There's also mention of the virtual DAT task map which appears to be a
set of up to 32 pointers (64 bytes since each pointer is 16 bits) which
point to DAT images which are stored in the process descriptors. So if
I'm reading this correctly (and I may not be!), the time-slicer steps
through the virtual DAT task map (or perhaps the task table which then
references the virtual task map) and gets a pointer to a DAT image which
is then copied to the task registers ($FFA8-FFAF for user programs) for
each time slice (1/10 of a second). This sets up the MMU for the correct
memory to be mapped in for each individual process. I would assume that
if the time-slicer finds a zero or some other terminator there in the
table that it resets and goes back to the first entry of the virtual DAT
task map. This *seems* to be proof that, indeed, there are only 32
tasks available of which the first two are reserved for the system so,
in reality, there may only be 30 available for user programs.

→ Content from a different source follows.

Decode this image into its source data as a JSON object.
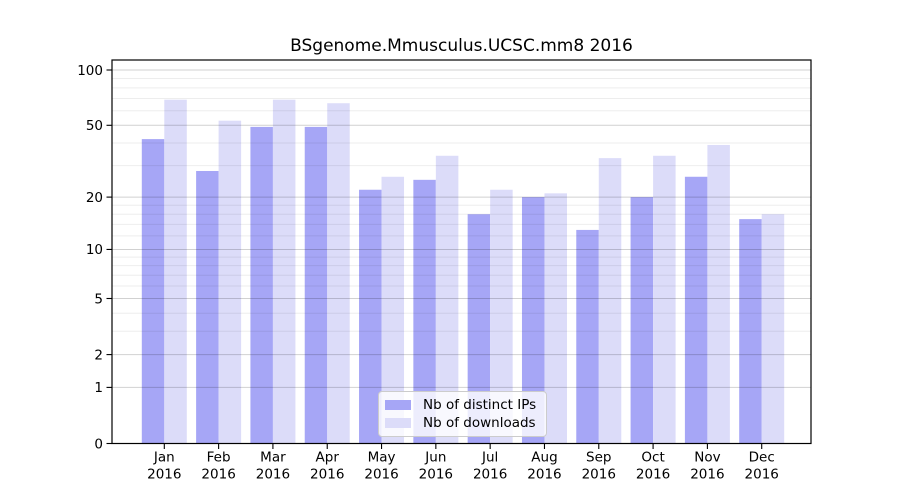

Apparently, Jim's CoCoMEM allows for more than just two sets of task
registers (as we have in the CoCo 3) so that DAT tables would not be
needed in the OS9 system because the DAT images for each process could
be stored in multiple sets of task registers in hardware obviating the
need for OS9 to lookup and copy the DAT image at every time slice. It
could just step through the selects for the task registers. This could
slightly reduce the amount of time spent in system mode and give
slightly more CPU time to user programs (although the improvement might
be minimal).
I am just postulating here based upon what I'm reading and may not be
understanding 100%. Please correct me if I'm wrong.
Dave
On 5/3/2018 4:27 PM, Allen Huffman wrote:
> On May 3, 2018, at 3:45 PM, Dave Philipsen <dave at davebiz.com> wrote:
>> You say that the maximum number of processes allowed under OS9 is 32, right?
> Wasn’t 32 just the number of task registers for the enhanced MMU of the memory board?
>
> OS-9 6809 surely supports more than 32 processes, doesn’t it???
>
> I just tested OS-9 Level 1 and have 40 processes running right now.